Ces hostilités conduisent selon lui à « un bouleversement radical de l’environnement opérationnel ». Dans de vastes zones du Nord- et du Sud-Kivu, les acteurs humanitaires opèrent désormais sous une autorité de facto mise en place par un groupe armé sous sanctions des Nations Unies. 

« Certains États membres et entités ont par ailleurs imposé des sanctions unilatérales à des acteurs non désignés par le Conseil de sécurité », a-t-il souligné. 

Sur le terrain, l’impact sur les opérations humanitaires et la vie quotidienne de la population est profond et multiple. « L’accès aux personnes dans le besoin est devenu plus complexe », a-t-il indiqué.

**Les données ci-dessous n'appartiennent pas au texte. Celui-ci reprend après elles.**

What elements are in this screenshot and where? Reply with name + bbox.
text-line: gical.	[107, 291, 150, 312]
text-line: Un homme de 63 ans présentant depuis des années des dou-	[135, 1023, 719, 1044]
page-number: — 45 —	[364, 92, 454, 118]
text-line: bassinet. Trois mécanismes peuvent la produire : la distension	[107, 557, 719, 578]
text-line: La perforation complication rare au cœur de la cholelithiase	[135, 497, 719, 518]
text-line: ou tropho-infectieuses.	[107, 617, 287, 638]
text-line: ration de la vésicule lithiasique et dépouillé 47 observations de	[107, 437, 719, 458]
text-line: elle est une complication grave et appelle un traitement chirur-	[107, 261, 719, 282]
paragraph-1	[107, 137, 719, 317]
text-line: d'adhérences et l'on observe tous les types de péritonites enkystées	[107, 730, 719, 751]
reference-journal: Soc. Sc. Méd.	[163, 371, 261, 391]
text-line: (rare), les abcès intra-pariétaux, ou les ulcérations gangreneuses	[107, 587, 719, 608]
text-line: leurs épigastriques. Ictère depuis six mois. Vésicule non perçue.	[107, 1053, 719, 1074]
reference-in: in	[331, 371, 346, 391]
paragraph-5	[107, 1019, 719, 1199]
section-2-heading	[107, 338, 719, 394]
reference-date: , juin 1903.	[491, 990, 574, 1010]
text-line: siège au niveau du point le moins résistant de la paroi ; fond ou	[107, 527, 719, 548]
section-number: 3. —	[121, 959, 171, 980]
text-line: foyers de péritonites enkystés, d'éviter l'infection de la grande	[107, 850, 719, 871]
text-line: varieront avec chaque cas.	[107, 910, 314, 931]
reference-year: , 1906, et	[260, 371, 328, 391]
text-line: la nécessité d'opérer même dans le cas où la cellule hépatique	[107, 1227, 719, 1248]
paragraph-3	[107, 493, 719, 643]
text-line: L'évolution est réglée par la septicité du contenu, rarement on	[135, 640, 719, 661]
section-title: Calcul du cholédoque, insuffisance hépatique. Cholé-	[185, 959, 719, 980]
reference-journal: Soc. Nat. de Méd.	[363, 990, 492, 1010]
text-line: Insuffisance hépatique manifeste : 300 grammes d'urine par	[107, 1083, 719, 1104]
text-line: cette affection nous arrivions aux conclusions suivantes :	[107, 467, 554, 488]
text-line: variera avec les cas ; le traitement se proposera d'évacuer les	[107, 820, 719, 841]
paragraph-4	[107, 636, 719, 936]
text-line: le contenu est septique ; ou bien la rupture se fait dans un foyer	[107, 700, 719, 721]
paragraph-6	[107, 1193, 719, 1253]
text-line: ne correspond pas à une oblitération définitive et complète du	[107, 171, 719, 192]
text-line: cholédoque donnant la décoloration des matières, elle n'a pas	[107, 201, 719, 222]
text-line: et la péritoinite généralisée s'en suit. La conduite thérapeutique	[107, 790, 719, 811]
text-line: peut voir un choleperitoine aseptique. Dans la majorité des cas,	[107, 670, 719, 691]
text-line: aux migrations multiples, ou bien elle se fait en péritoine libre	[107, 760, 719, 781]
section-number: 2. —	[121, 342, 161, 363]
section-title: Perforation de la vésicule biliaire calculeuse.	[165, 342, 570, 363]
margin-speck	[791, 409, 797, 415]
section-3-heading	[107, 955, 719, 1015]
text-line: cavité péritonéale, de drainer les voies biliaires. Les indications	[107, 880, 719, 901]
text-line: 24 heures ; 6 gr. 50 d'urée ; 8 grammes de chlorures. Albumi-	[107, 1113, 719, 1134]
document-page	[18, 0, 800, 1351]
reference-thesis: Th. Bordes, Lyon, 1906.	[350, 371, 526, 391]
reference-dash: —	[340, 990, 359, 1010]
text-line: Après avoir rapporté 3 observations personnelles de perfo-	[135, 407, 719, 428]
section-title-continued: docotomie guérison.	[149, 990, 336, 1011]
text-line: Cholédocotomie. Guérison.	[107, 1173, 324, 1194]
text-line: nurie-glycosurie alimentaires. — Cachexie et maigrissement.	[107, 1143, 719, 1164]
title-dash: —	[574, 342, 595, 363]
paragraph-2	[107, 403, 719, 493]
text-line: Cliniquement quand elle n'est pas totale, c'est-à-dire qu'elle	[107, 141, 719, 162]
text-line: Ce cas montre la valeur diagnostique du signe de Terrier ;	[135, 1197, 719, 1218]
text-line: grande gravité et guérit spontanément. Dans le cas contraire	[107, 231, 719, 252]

Reprise des distributions de nourriture à l'extérieur de Goma, dans le Nord-Kivu.

© WFP/Jerry Ally Kahashi

Reprise des distributions de nourriture à l’extérieur de Goma, dans le Nord-Kivu.

Impact du gel de l’aide américaine

Cette détérioration de la situation humanitaire intervient dans un climat de crise mondiale du financement de l’aide humanitaire. Le Plan de réponse humanitaire 2025 pour la RDC n’est financé qu’à hauteur de 8,3 %, selon un décompte effectué le 25 mars. 

Certains partenaires ont dû suspendre leurs activités. En réaction, les acteurs humanitaires mènent actuellement, sous la coordination du bureau des affaires humanitaires de l’ONU (OCHA), un exercice de reprogrammation d’urgence visant à recentrer les ressources disponibles sur l’aide vitale aux plus vulnérables. 

Selon M. Lemarquis, ce changement radical de mode opératoire est inévitable compte tenu de l’ampleur du déficit. « Néanmoins, sans financements supplémentaires, des millions de personnes vulnérables seront privées d’une aide essentielle, avec une dégradation dramatique de leurs conditions de vie et de leur dignité », a-t-il relevé.

A noter qu’en 2024, près de 1,3 milliard de dollars, dont une contribution de 70 % par les États-Unis, ont été mobilisés pour atteindre plus de 7 millions de personnes dans le besoin.